Starting a new project is a giant leap into getting things done.
Take a good look at how the website is structured:
- Is everything hosted under one domain name?
- Is there a throttling system?
- How can I discover usernames or page IDs?
- Is there an API?
- Is there a sitemap.xml?
- Can I guess URLs by incrementing a value?
- Does disabling cookies or using specific cookies affect anything?
- Does the website break if you make special requests?
- Can you Google
site:example.comfor some URLs?
- Is it a video? Try get-flash-videos
- Check to see if there's a noscript or mobile version.
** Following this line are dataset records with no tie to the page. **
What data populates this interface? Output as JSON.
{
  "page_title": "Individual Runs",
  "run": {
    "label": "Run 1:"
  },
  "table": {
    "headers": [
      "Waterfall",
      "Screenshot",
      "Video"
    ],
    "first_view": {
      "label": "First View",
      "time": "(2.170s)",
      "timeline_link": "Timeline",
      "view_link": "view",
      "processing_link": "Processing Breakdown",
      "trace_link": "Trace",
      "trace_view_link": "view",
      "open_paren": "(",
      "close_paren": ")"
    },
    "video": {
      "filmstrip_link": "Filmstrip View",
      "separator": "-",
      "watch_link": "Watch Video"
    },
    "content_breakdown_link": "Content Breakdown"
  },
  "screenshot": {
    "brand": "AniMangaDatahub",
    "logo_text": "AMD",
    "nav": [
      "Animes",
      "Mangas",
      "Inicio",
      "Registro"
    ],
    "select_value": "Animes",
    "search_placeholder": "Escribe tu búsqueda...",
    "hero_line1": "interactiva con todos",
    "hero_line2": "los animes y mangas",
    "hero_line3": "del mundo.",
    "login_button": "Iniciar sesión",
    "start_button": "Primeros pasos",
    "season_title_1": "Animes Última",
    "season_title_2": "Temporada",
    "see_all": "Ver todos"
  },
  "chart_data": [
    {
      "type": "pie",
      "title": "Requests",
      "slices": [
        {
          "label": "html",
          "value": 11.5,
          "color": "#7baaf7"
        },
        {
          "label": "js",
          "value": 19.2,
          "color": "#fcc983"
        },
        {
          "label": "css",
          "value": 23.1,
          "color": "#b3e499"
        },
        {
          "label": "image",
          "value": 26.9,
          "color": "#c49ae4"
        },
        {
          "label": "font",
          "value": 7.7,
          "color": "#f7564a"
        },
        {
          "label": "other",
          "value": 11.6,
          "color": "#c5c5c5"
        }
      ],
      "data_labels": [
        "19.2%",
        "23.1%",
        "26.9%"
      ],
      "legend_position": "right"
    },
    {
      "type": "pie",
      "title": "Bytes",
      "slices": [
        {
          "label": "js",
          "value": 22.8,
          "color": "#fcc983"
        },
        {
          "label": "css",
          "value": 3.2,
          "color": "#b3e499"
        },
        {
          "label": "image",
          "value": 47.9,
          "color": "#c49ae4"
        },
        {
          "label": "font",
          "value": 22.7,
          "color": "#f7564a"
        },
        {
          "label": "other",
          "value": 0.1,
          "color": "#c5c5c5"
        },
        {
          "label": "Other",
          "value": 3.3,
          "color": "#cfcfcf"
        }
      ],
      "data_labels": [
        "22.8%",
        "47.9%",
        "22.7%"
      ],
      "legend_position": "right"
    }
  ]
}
- Use a web inspector to observe its behavior and simulate POST requests made by the scripts.
Websites sometimes do not host static media such as images and stylesheets under their primary domain name. Be sure to take those under consideration.
IP Address Bans & Throttling
Find out if there is IP address banning. Use a sacrificial IP address if you need to.
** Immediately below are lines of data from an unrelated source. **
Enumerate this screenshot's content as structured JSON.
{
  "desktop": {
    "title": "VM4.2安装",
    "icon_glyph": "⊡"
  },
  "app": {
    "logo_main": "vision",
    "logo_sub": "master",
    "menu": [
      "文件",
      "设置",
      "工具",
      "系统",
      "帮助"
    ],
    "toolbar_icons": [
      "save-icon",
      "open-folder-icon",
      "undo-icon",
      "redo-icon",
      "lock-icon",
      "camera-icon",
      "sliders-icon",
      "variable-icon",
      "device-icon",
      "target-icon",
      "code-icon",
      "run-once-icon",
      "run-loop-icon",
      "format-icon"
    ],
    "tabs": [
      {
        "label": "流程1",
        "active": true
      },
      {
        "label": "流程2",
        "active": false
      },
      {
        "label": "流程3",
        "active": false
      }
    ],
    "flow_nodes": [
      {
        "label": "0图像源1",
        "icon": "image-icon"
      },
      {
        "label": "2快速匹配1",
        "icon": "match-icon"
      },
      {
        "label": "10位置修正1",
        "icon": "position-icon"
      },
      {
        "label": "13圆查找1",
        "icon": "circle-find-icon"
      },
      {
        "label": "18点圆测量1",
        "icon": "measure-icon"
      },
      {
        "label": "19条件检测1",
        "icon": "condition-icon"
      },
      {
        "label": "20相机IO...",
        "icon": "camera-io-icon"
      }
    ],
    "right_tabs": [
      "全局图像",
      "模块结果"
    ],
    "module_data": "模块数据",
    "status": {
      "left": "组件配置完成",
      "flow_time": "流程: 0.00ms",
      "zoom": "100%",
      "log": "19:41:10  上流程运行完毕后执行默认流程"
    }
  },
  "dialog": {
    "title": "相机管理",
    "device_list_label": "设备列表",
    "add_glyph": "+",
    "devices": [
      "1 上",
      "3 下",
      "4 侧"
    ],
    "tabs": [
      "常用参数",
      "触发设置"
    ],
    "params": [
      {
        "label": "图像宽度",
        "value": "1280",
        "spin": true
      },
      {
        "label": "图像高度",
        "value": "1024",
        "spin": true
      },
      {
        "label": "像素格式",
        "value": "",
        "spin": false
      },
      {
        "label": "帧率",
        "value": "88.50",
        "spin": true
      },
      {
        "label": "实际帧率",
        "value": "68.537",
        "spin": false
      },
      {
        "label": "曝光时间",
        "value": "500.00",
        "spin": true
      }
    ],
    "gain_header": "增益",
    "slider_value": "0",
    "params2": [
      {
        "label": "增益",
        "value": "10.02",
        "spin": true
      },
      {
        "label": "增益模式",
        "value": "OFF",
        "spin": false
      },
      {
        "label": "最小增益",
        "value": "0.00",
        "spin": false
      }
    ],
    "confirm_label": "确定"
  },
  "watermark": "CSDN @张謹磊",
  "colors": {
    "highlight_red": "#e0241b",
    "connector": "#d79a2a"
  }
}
Once you determine the website structure, you need to determine how to split up work units up efficiently by an item name. An item name is a short string describing the work unit, for example, a username.
Because the Tracker uses Redis as its database, memory usage is a concern. The maximum number of items supported ranges from 5,000,000 to 10,000,000 depending on the item name length.
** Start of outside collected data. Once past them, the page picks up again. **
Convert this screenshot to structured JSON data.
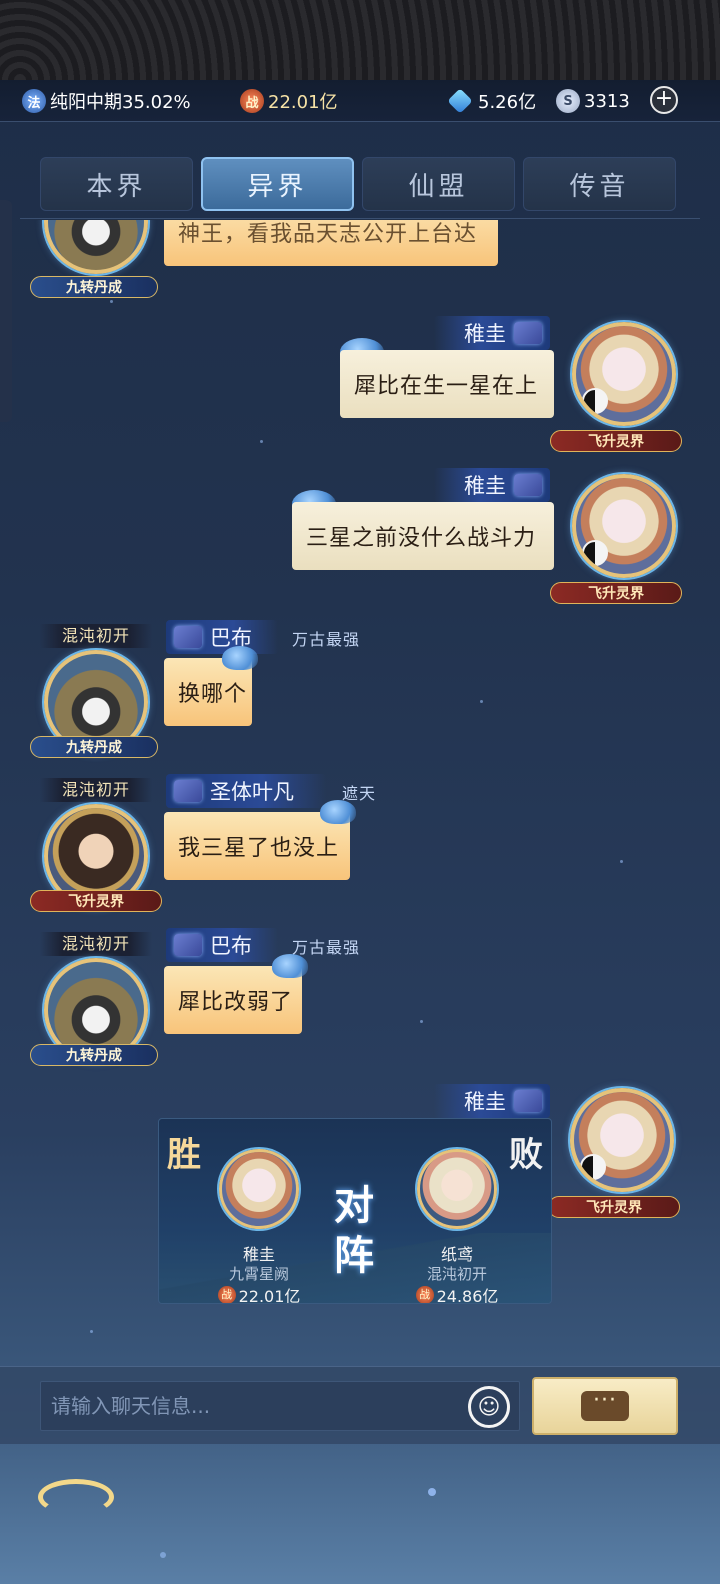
{
  "resources": {
    "cultivation_icon": "法",
    "cultivation": "纯阳中期35.02%",
    "power_icon": "战",
    "power": "22.01亿",
    "gems": "5.26亿",
    "coins": "3313",
    "plus_icon": "plus-icon"
  },
  "tabs": [
    {
      "label": "本界",
      "active": false
    },
    {
      "label": "异界",
      "active": true
    },
    {
      "label": "仙盟",
      "active": false
    },
    {
      "label": "传音",
      "active": false
    }
  ],
  "messages": [
    {
      "side": "left",
      "partial": true,
      "badge": "九转丹成",
      "text": "神王，看我品天志公开上台达"
    },
    {
      "side": "right",
      "name": "稚圭",
      "badge": "飞升灵界",
      "text": "犀比在生一星在上"
    },
    {
      "side": "right",
      "name": "稚圭",
      "badge": "飞升灵界",
      "text": "三星之前没什么战斗力"
    },
    {
      "side": "left",
      "realm": "混沌初开",
      "name": "巴布",
      "title": "万古最强",
      "badge": "九转丹成",
      "text": "换哪个"
    },
    {
      "side": "left",
      "realm": "混沌初开",
      "name": "圣体叶凡",
      "title": "遮天",
      "badge": "飞升灵界",
      "text": "我三星了也没上"
    },
    {
      "side": "left",
      "realm": "混沌初开",
      "name": "巴布",
      "title": "万古最强",
      "badge": "九转丹成",
      "text": "犀比改弱了"
    },
    {
      "side": "right",
      "name": "稚圭",
      "badge": "飞升灵界"
    }
  ],
  "battle": {
    "win_label": "胜",
    "lose_label": "败",
    "vs_label_1": "对",
    "vs_label_2": "阵",
    "left": {
      "name": "稚圭",
      "realm": "九霄星阙",
      "power": "22.01亿"
    },
    "right": {
      "name": "纸鸢",
      "realm": "混沌初开",
      "power": "24.86亿"
    }
  },
  "input": {
    "placeholder": "请输入聊天信息...",
    "value": "",
    "send_icon": "···"
  },
  "colors": {
    "accent_gold": "#e6c37a",
    "tab_active": "#5f8fbf",
    "bubble_orange": "#f8c47a",
    "bubble_cream": "#eadfbf"
  }
}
- If a user site is USERNAME.example.com, a good candidate is USERNAME.
- Be careful of large subdomain sites.
- If the content is by some numerical ID, consider whether ranges of IDs are appropriate.
Call for Action
- ProTip™: Get things done.
Ensure there is documentation on this wiki about the project.
- an overview of the website
- the shutdown notice
- "how to help" instructions
- a (future) link to the archives
Writing Grab Scripts
If you do not have permissions to create Archive Team's repository, please ask on IRC.
For detailed information about what goes inside grab scripts, take a look at writing Seesaw scripts.
If you do not have permission to access the Tracker, please see Tracker#People.
Archive Team uses per-project IRC channels to reduce noise in the main channel. It also serves as a technical support channel.
IRC channel names must be humorous.
- If an employee of the website in danger appears on the channel, please do cooperate.
Successful projects are a result of successful management. See Project Management for details.
Many Twitter followers? Got connections? Become a loudmouth!
Otherwise, take initiative yourself and encourage other team members to take initiative.